By Portia Mahlalela, Regional Executive at Alexander Forbes Health
With medical inflation rising annually, gap cover has become a cost-effective addition to cushion the shock of doctors charging more than the medical aid rate for in-hospital services.
Designed to protect against unexpected medical costs, gap cover is a short-term insurance product which bridges the gap between in-hospital medical bills and what your medical aid pays.
Proving that more people are realising the benefit of gap cover, the number of Alexander Forbes corporate medical aid clients with gap cover increased by 5% between 2017 and 2022.
Starting at just a few hundred rand a month, what makes the gap cover premium cost-effective is the fact that it includes the principal member, their spouse, and children until the age of 21. Some gap cover providers allow child dependants to remain covered until the age of 24 if the child is:
- still registered as a dependant on the main member’s medical scheme membership
- studying full-time
- financially dependent on the main member
How it works
As an example: If you have an in-hospital procedure where the total amount claimed is R9 000, the medical scheme rate pays 100% of the medical aid rate, which is R3 000 in this example. This leaves a R6 000 shortfall, which would be covered by gap cover up to yearly limits. The 2022 annual limit ranges from R175 000 to R178 000 per insured.

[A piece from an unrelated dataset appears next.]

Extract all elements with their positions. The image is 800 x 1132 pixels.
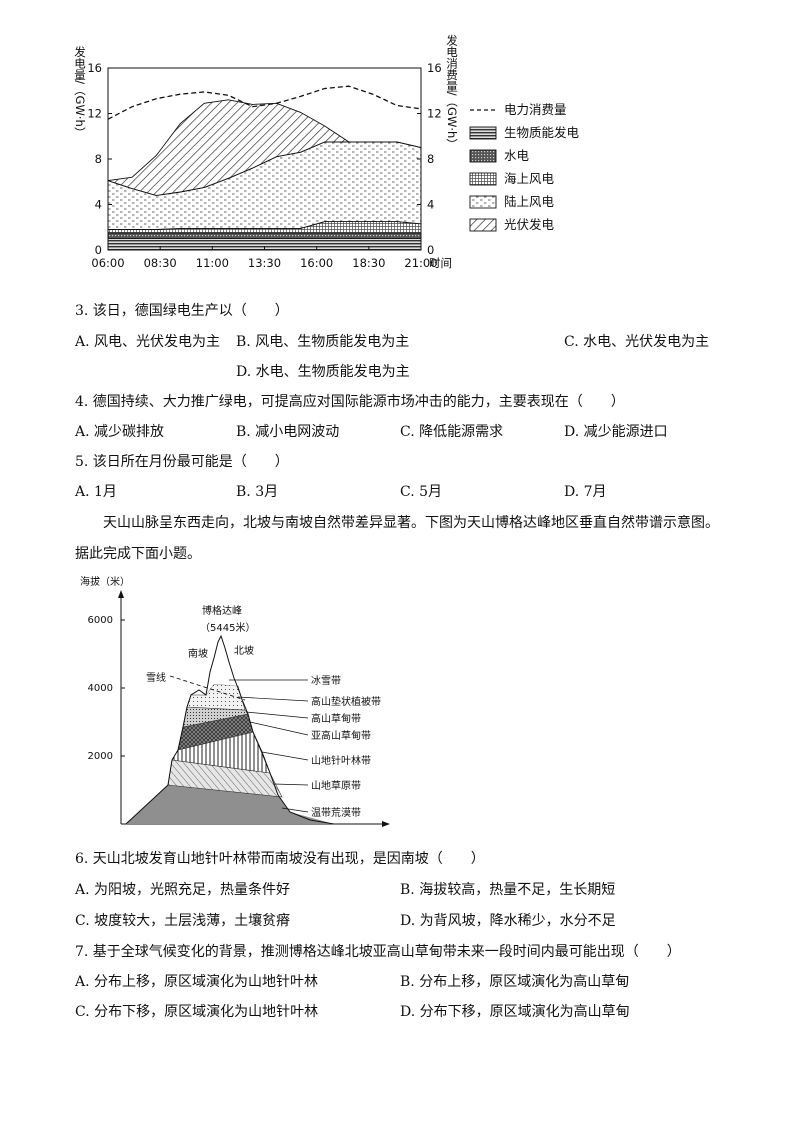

Like medical aid, gap cover service providers may also impose waiting periods, such as a three-month general waiting period. Claims resulting from accidents may be covered. In addition, pre-existing conditions may have a 12-month waiting period. This is why it is better to be proactive and take out gap cover before something happens.
A healthcare advisor can help you to work out which gap cover policy is best suited for your family’s needs.